Solaris Troubleshooting DNS : TTL settings on DNS
Sometimes DNS generates the following error:
No default TTL set using SOA minimum instead.
What is TTL – A quick review.
In order to force resolvers to discard information after a certain time, each RR (resource record) is associated with a TTL (time to live). The TTL field specifies the time in seconds that the information is to remain valid after it has been retrieved from the server. Specifically the maximum amount of time other nameservers may keep the RR in their cache.
The “minimum” TTL field is the default value for resource records that do not explicitly contain one.
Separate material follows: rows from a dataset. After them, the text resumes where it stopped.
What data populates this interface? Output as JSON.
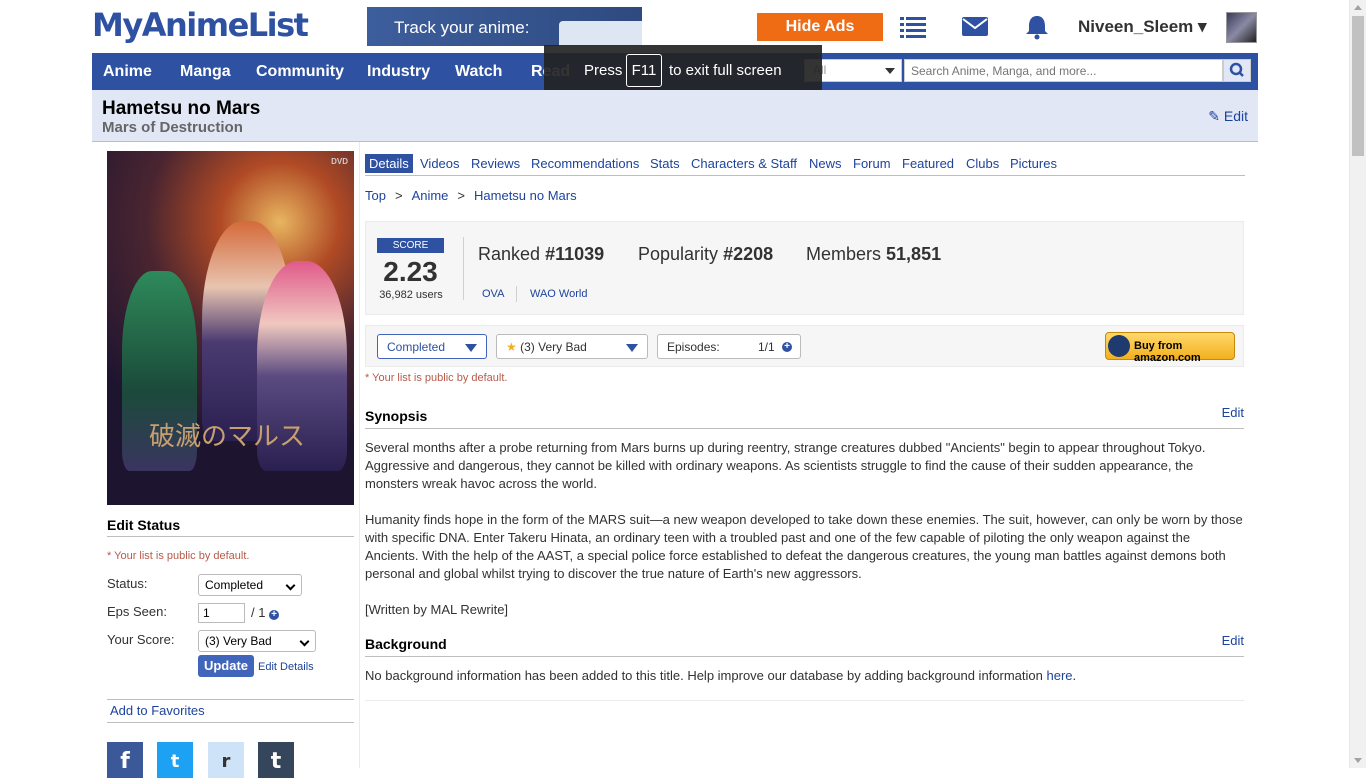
{
  "header": {
    "logo": "MyAnimeList",
    "banner_text": "Track your anime:",
    "hide_ads": "Hide Ads",
    "username": "Niveen_Sleem",
    "username_caret": "▾"
  },
  "nav": {
    "items": [
      "Anime",
      "Manga",
      "Community",
      "Industry",
      "Watch",
      "Read"
    ],
    "search_category": "All",
    "search_placeholder": "Search Anime, Manga, and more..."
  },
  "fullscreen_notice": {
    "before": "Press",
    "key": "F11",
    "after": "to exit full screen"
  },
  "title": {
    "main": "Hametsu no Mars",
    "english": "Mars of Destruction",
    "edit": "Edit"
  },
  "cover": {
    "dvd": "DVD",
    "logo_text": "破滅のマルス"
  },
  "edit_status": {
    "heading": "Edit Status",
    "public_note": "* Your list is public by default.",
    "status_label": "Status:",
    "status_value": "Completed",
    "eps_label": "Eps Seen:",
    "eps_value": "1",
    "eps_total": "/ 1",
    "score_label": "Your Score:",
    "score_value": "(3) Very Bad",
    "update": "Update",
    "edit_details": "Edit Details",
    "add_favorites": "Add to Favorites"
  },
  "social": {
    "facebook": "f",
    "twitter": "t",
    "reddit": "r",
    "tumblr": "t"
  },
  "tabs": [
    "Details",
    "Videos",
    "Reviews",
    "Recommendations",
    "Stats",
    "Characters & Staff",
    "News",
    "Forum",
    "Featured",
    "Clubs",
    "Pictures"
  ],
  "breadcrumb": {
    "items": [
      "Top",
      "Anime",
      "Hametsu no Mars"
    ],
    "separator": ">"
  },
  "score": {
    "label": "SCORE",
    "value": "2.23",
    "users": "36,982 users",
    "ranked_label": "Ranked",
    "ranked_value": "#11039",
    "popularity_label": "Popularity",
    "popularity_value": "#2208",
    "members_label": "Members",
    "members_value": "51,851",
    "type": "OVA",
    "studio": "WAO World"
  },
  "list_bar": {
    "status": "Completed",
    "score": "(3) Very Bad",
    "episodes_label": "Episodes:",
    "episodes_value": "1/1",
    "amazon": "Buy from amazon.com",
    "public_note": "* Your list is public by default."
  },
  "synopsis": {
    "heading": "Synopsis",
    "edit": "Edit",
    "p1": "Several months after a probe returning from Mars burns up during reentry, strange creatures dubbed \"Ancients\" begin to appear throughout Tokyo. Aggressive and dangerous, they cannot be killed with ordinary weapons. As scientists struggle to find the cause of their sudden appearance, the monsters wreak havoc across the world.",
    "p2": "Humanity finds hope in the form of the MARS suit—a new weapon developed to take down these enemies. The suit, however, can only be worn by those with specific DNA. Enter Takeru Hinata, an ordinary teen with a troubled past and one of the few capable of piloting the only weapon against the Ancients. With the help of the AAST, a special police force established to defeat the dangerous creatures, the young man battles against demons both personal and global whilst trying to discover the true nature of Earth's new aggressors.",
    "p3": "[Written by MAL Rewrite]"
  },
  "background": {
    "heading": "Background",
    "edit": "Edit",
    "text": "No background information has been added to this title. Help improve our database by adding background information ",
    "link": "here",
    "end": "."
  },
  "colors": {
    "brand": "#2e51a2",
    "hide_ads": "#ef6c14",
    "title_bg": "#e1e7f5"
  }
}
This time applies only to normal lookups, and has nothing to do with the time after which a secondary (slave) server should try to update the zone information.
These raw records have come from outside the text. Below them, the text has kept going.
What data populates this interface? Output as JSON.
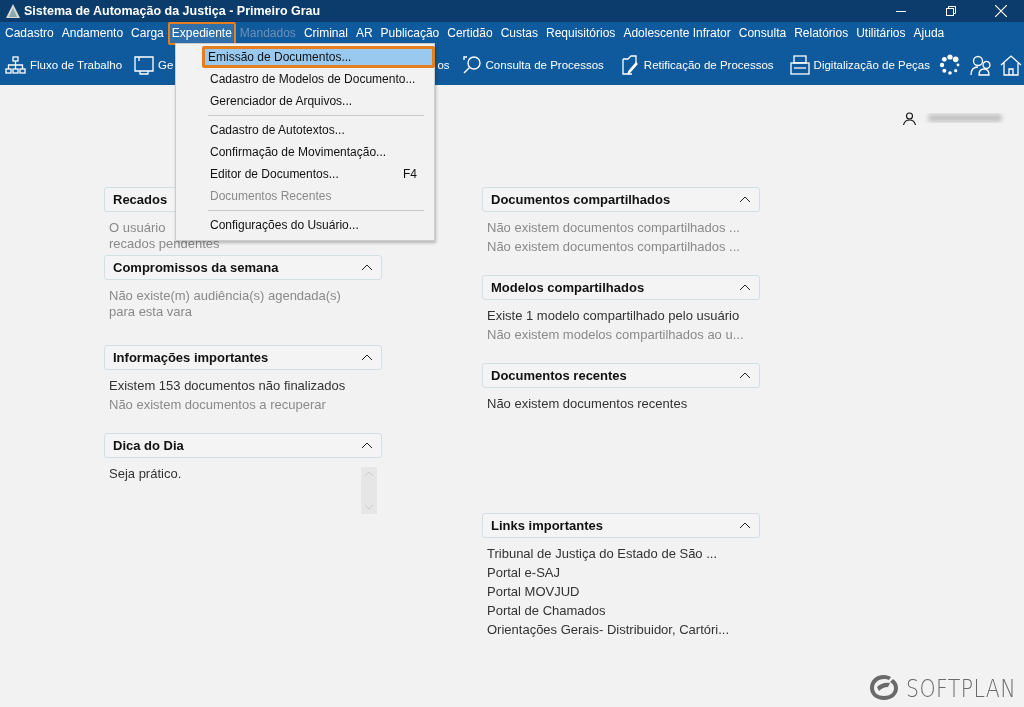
{
  "window": {
    "title": "Sistema de Automação da Justiça - Primeiro Grau"
  },
  "menu_bar": [
    {
      "label": "Cadastro",
      "selected": false,
      "disabled": false
    },
    {
      "label": "Andamento",
      "selected": false,
      "disabled": false
    },
    {
      "label": "Carga",
      "selected": false,
      "disabled": false
    },
    {
      "label": "Expediente",
      "selected": true,
      "disabled": false,
      "highlighted": true
    },
    {
      "label": "Mandados",
      "selected": false,
      "disabled": true
    },
    {
      "label": "Criminal",
      "selected": false,
      "disabled": false
    },
    {
      "label": "AR",
      "selected": false,
      "disabled": false
    },
    {
      "label": "Publicação",
      "selected": false,
      "disabled": false
    },
    {
      "label": "Certidão",
      "selected": false,
      "disabled": false
    },
    {
      "label": "Custas",
      "selected": false,
      "disabled": false
    },
    {
      "label": "Requisitórios",
      "selected": false,
      "disabled": false
    },
    {
      "label": "Adolescente Infrator",
      "selected": false,
      "disabled": false
    },
    {
      "label": "Consulta",
      "selected": false,
      "disabled": false
    },
    {
      "label": "Relatórios",
      "selected": false,
      "disabled": false
    },
    {
      "label": "Utilitários",
      "selected": false,
      "disabled": false
    },
    {
      "label": "Ajuda",
      "selected": false,
      "disabled": false
    }
  ],
  "toolbar": [
    {
      "label": "Fluxo de Trabalho"
    },
    {
      "label": "Ge"
    },
    {
      "label": "os"
    },
    {
      "label": "Consulta de Processos"
    },
    {
      "label": "Retificação de Processos"
    },
    {
      "label": "Digitalização de Peças"
    }
  ],
  "dropdown": {
    "items": [
      {
        "kind": "item",
        "label": "Emissão de Documentos...",
        "selected": true,
        "disabled": false,
        "highlighted": true
      },
      {
        "kind": "item",
        "label": "Cadastro de Modelos de Documento...",
        "selected": false,
        "disabled": false
      },
      {
        "kind": "item",
        "label": "Gerenciador de Arquivos...",
        "selected": false,
        "disabled": false
      },
      {
        "kind": "separator"
      },
      {
        "kind": "item",
        "label": "Cadastro de Autotextos...",
        "selected": false,
        "disabled": false
      },
      {
        "kind": "item",
        "label": "Confirmação de Movimentação...",
        "selected": false,
        "disabled": false
      },
      {
        "kind": "item",
        "label": "Editor de Documentos...",
        "shortcut": "F4",
        "selected": false,
        "disabled": false
      },
      {
        "kind": "item",
        "label": "Documentos Recentes",
        "selected": false,
        "disabled": true
      },
      {
        "kind": "separator"
      },
      {
        "kind": "item",
        "label": "Configurações do Usuário...",
        "selected": false,
        "disabled": false
      }
    ]
  },
  "left_panels": [
    {
      "title": "Recados",
      "lines": [
        {
          "text": "O usuário",
          "muted": true
        },
        {
          "text": "recados pendentes",
          "muted": true
        }
      ]
    },
    {
      "title": "Compromissos da semana",
      "expanded": true,
      "lines": [
        {
          "text": "Não existe(m) audiência(s) agendada(s) para esta vara",
          "muted": true
        }
      ]
    },
    {
      "title": "Informações importantes",
      "expanded": true,
      "lines": [
        {
          "text": "Existem 153 documentos não finalizados",
          "muted": false
        },
        {
          "text": "Não existem documentos a recuperar",
          "muted": true
        }
      ]
    },
    {
      "title": "Dica do Dia",
      "expanded": true,
      "scrollbar": true,
      "lines": [
        {
          "text": "Seja prático.",
          "muted": false
        }
      ]
    }
  ],
  "right_panels": [
    {
      "title": "Documentos compartilhados",
      "expanded": true,
      "lines": [
        {
          "text": "Não existem documentos compartilhados ...",
          "muted": true
        },
        {
          "text": "Não existem documentos compartilhados ...",
          "muted": true
        }
      ]
    },
    {
      "title": "Modelos compartilhados",
      "expanded": true,
      "lines": [
        {
          "text": "Existe 1 modelo compartilhado pelo usuário",
          "muted": false
        },
        {
          "text": "Não existem modelos compartilhados ao u...",
          "muted": true
        }
      ]
    },
    {
      "title": "Documentos recentes",
      "expanded": true,
      "lines": [
        {
          "text": "Não existem documentos recentes",
          "muted": false
        }
      ]
    },
    {
      "title": "Links importantes",
      "expanded": true,
      "lines": [
        {
          "text": "Tribunal de Justiça do Estado de São ...",
          "muted": false
        },
        {
          "text": "Portal e-SAJ",
          "muted": false
        },
        {
          "text": "Portal MOVJUD",
          "muted": false
        },
        {
          "text": "Portal de Chamados",
          "muted": false
        },
        {
          "text": "Orientações Gerais- Distribuidor, Cartóri...",
          "muted": false
        }
      ]
    }
  ],
  "logo": {
    "text": "SOFTPLAN"
  }
}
Beginning with BIND 8.2, a $TTL directive is needed in order to set the default TTL for the zone.
Add a ‘$TTL XXXXXX‘ directive prior to the SOA record for the zone, at the top of the zone data files. This value is also specified in seconds. The suggested algorithm to convert the existing files is to put the current minimum TTL value from the last field of the SOA record into a $TTL directive, then set the Minimum TTL field to a smaller value.
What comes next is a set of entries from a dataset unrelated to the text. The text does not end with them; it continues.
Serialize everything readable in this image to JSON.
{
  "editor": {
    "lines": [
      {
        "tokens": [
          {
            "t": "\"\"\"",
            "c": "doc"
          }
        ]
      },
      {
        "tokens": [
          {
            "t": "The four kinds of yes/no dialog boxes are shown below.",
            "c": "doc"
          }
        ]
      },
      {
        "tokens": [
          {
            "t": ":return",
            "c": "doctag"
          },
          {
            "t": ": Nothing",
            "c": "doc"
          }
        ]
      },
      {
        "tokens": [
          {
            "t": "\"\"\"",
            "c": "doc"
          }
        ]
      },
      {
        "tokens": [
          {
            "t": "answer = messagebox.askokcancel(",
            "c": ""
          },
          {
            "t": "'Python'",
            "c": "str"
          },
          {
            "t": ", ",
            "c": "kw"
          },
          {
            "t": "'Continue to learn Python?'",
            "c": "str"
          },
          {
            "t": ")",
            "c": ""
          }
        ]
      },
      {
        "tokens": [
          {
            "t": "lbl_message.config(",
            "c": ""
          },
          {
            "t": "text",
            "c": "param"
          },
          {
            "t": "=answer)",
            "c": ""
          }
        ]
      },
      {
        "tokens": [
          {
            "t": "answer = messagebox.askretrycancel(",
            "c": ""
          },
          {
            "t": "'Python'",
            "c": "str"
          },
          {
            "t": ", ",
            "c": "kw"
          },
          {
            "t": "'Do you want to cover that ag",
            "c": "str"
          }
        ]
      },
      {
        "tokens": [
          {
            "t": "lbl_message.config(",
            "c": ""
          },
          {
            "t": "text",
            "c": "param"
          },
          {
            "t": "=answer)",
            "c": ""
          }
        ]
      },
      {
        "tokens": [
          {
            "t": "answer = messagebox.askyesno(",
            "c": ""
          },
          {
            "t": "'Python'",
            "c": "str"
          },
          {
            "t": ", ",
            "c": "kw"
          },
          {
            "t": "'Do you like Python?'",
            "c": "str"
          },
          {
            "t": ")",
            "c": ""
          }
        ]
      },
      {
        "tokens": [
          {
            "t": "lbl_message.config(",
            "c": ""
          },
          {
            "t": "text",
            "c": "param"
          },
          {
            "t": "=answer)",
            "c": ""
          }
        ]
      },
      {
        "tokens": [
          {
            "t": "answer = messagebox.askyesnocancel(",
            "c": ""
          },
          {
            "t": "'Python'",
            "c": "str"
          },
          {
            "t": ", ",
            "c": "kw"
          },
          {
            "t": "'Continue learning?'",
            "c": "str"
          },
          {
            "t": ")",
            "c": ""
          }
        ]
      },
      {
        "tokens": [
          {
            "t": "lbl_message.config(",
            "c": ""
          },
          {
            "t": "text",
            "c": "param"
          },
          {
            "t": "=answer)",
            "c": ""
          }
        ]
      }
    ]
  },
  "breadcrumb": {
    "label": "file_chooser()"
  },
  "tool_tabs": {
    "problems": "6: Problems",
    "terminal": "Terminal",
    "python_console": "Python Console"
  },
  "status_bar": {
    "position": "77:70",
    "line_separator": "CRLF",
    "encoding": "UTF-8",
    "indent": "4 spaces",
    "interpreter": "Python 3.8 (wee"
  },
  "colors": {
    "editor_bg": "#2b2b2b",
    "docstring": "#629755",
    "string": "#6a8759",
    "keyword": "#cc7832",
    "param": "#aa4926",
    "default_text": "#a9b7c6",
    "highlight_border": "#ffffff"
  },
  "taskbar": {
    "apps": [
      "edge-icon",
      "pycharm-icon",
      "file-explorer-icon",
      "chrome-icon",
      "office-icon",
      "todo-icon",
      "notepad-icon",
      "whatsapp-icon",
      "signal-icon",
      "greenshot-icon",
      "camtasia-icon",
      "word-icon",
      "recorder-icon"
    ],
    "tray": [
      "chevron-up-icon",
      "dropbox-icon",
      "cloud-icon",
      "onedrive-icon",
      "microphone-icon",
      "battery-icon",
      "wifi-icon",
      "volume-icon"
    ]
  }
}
For example: this is how zone datafile with $TTA appears
@ IN SOA ns1.domain.com. hostmaster.domain.com.(
1 ;serial number
10800 ;refresh after 3 hours
3600 ;retry after 1 hour
604800 ;expire after 1 week
600 ) ;minimum TTL of 10 min
IN NS ns1.domain.com.
IN NS ns2.domain.com.
domain.com. IN MX 10 mail.domain.com.
IN A 220.127.116.11
www IN CNAME domain.com.
mail IN A 18.104.22.168
Note: The last field of the SOA record, the minimum TTL, is now interpreted as the “negative caching” time. Negative caching is the length of time a non-response answer remains in cache. This amount of time must expire before a new query to the DNS server is performed. Thus, set this value to something appropriately small; we suggest a value below 3 hours.